1. The Moon is physically shaped by the gravitational pull of earth: These marks are called “Lobate Fault Scarps” (great words)

 

 Lunar Reconnaissance Orbiter Camera images (LROC) revealed thousands of lobate fault scarps on the moon, including this prominent one in the Vitello Cluster. Image released Sept. 15, 2015.

2. Cosmic Radiation effects is one of the biggest challenges for the function of technological devices in outer space.

3. Evolutionary Morphology is very difficult to predict: ecological adaptation is still more complex than we can fully model. This is problematic, as global climate change increases conservation scientists run into problems with relocation of species and the further chaotic effects that human intervention.

 

4. The moon has an anomalous pocket in it’s magnetosphere.  The substrate of particles that earth moves through is as unique and variable as the earth itself; the vacuum of space isn’t empty, especially not around earth. This is the shape of particles around the earth, high energy particles that get accreted from solar winds.
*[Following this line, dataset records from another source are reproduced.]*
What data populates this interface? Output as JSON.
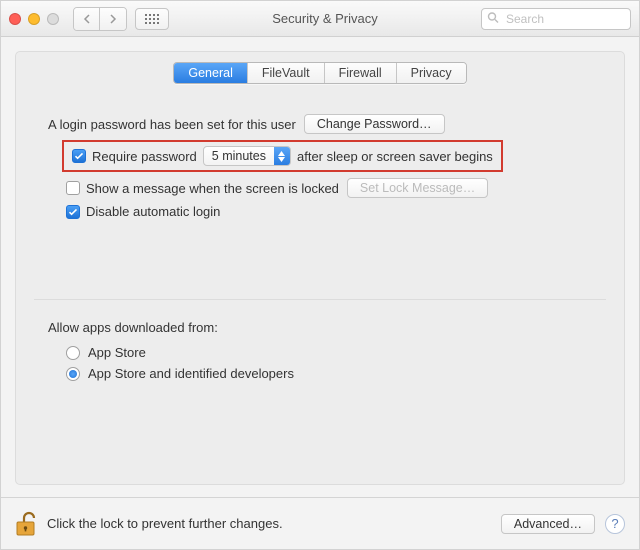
{
  "window_title": "Security & Privacy",
  "search": {
    "placeholder": "Search"
  },
  "tabs": [
    "General",
    "FileVault",
    "Firewall",
    "Privacy"
  ],
  "active_tab": 0,
  "login": {
    "has_password_text": "A login password has been set for this user",
    "change_password_button": "Change Password…",
    "require_password_label": "Require password",
    "require_password_delay": "5 minutes",
    "require_password_suffix": "after sleep or screen saver begins",
    "show_message_label": "Show a message when the screen is locked",
    "set_lock_message_button": "Set Lock Message…",
    "disable_auto_login_label": "Disable automatic login",
    "require_password_checked": true,
    "show_message_checked": false,
    "disable_auto_login_checked": true
  },
  "gatekeeper": {
    "heading": "Allow apps downloaded from:",
    "options": [
      "App Store",
      "App Store and identified developers"
    ],
    "selected": 1
  },
  "footer": {
    "lock_text": "Click the lock to prevent further changes.",
    "advanced_button": "Advanced…"
  }
}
The moon also has “a miniature version of a magnetosphere covering a small pocket in the northeastern region of the side of the moon that faces away from Earth.” 

 

Moon Magnetosphere anomaly

 

swirling arrows a visualization of Jupiter’s Moon Ganymede magnetosphere

 

5. Radio waves are a form of light, this is why they can propagate in space, whereas sound cannot.

 

6. The moon has a trail of salt! It is called Sodium Desorption (which is the opposite of absorption). It was discovered visually by astronauts on the moon who noticed an effect before sunrise.

 

NA desorbtion diagram of the moon

7. Human’s who endure space travel have biological effects on their vision and hearing among other things (genetic changes, muscular atrophy, immune system changes). This is referred to as “Space Travel Adaptation Syndrome.”

 

8. The study of mineral modules near volcanoes contain information about the magma underneath, and people have beautiful models of the estimation of the temperatures of magma under the earth. 

 

9. Recent research suggests deploying silica aerogel onto mars as a way to passively reform the temperature and generate an atmosphere that filters light for photosynthesis. I find this problematic.  It’s odd that research jumps to manipulation of planetary environments for human habitation before a lot of other important scientific questions have been answered. (See #10).

 

10. Everything we do on other planets potentially contaminates that space of research. There is someone whose job it is to oversee the risks of contaminating the “environments” of other plants. There are principles around this called Planetary protection. 

The issue is that we might leave bacteria elsewhere (called “forward contamination”) and then not be able to disambiguate extraterrestrial extremophiles from ones that we ourselves left behind.